Personal backups for the win!

I might be preaching to the choir here a little bit, but perhaps you need a quick reminder to back up your personal workstations as well as your enterprise data.

After two and a half years of what I can only describe as abuse, my MacBook's hard drive gave up the ghost last night. This thing has traveled over 5,000 miles with me on my bicycle in my panniers, been slung hither to yon on buses, subways, planes and trains. Until recently, it was even my primary workstation at home.

It came with little surprise: my hard drive died mostly due to shock. Not one brute-force blow, by any means. It was just its time. As I sit here letting Time Machine restore my old stuff, I can say I'm thankful that I was at least somewhat diligent about backups. I probably only lost a few photographs that were on my hard drive for the past few days, and some of those got uploaded to Flickr anyway. The only lump in my throat was from having to explain to my wife why I'll need to lay out a Benjamin for a 320GB SATA drive this coming paycheck. It's amazing how much laptop storage you can get for $100. It's too bad I have to do this now, because it looks like the 500GB drives are going to be there soon.

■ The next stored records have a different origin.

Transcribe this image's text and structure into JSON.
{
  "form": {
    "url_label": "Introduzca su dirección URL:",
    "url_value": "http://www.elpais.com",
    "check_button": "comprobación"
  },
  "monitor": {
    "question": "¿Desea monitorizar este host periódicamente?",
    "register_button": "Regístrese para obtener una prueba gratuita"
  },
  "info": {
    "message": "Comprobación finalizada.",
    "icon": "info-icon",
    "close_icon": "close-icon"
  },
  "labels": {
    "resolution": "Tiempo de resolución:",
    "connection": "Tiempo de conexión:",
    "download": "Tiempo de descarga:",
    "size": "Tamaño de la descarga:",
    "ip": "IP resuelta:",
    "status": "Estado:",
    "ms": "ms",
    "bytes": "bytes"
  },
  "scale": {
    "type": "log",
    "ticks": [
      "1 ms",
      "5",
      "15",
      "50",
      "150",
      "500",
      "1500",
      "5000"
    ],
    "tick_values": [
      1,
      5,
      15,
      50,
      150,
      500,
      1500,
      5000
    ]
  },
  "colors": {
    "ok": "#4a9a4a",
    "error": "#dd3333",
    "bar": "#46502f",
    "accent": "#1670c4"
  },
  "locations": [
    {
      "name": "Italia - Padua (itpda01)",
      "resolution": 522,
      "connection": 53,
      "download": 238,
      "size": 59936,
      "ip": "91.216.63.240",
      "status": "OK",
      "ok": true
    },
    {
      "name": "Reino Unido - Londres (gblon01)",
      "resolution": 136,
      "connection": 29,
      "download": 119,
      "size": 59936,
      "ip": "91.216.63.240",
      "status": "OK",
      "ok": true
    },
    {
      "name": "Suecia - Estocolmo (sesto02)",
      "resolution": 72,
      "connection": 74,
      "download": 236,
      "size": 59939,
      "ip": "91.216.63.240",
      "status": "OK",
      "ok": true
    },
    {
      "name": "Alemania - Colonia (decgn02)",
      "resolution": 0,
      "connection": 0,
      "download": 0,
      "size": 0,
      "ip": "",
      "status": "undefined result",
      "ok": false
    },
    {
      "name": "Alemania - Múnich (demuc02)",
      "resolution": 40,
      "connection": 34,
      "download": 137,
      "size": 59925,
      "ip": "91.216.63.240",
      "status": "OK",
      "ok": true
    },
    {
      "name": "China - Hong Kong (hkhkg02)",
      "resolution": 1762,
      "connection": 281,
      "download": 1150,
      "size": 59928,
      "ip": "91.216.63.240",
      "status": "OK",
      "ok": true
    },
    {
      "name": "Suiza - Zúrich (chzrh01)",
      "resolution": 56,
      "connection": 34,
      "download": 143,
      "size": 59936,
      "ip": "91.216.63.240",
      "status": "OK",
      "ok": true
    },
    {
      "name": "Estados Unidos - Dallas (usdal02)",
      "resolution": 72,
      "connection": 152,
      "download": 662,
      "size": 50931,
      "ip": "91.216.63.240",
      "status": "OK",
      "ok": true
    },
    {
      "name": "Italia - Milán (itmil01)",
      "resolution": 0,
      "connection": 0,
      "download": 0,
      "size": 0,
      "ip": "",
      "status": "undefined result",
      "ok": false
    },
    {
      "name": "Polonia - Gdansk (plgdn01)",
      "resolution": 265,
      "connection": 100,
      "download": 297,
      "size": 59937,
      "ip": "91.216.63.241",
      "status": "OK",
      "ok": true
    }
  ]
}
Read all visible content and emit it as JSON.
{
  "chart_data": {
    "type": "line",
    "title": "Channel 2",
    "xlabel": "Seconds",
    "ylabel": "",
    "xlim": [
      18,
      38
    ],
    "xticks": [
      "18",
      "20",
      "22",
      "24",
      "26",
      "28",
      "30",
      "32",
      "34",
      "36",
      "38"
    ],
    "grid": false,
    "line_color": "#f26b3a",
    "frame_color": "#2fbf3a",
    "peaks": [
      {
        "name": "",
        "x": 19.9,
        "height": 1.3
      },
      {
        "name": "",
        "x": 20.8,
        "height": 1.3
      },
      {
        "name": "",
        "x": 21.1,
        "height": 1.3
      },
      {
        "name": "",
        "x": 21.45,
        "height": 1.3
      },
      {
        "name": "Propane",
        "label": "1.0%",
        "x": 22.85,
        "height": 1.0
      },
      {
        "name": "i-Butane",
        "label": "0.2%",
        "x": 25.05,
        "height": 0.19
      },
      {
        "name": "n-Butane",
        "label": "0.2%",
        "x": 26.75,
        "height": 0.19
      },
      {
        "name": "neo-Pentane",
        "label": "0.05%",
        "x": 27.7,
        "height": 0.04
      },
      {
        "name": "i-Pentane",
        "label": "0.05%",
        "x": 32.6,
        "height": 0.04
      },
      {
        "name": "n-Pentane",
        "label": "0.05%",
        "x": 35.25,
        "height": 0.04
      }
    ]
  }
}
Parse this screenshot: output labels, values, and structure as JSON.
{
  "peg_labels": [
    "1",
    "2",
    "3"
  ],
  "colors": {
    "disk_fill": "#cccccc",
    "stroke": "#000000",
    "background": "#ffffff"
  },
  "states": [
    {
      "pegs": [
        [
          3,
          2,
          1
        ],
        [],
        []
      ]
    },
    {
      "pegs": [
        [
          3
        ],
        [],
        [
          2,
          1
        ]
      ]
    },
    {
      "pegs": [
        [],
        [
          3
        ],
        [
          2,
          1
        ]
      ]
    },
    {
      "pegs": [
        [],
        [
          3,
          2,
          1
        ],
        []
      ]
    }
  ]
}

You can read all kinds of reviews about Time Machine as a bare-metal restore tool as well as recovering from accidental data removal. I won't dwell on that here. All I can say is that when the time came, I wasn't sweating any bullets about my lost data. I can simply fork over some cash next week, and everything will be back the way I left it.

However you get your backups done, consider this a reminder to remain diligent. You never know when you'll need to restore, and the backup you made 8 months ago, while better than nothing, probably will leave you with a bit of regret.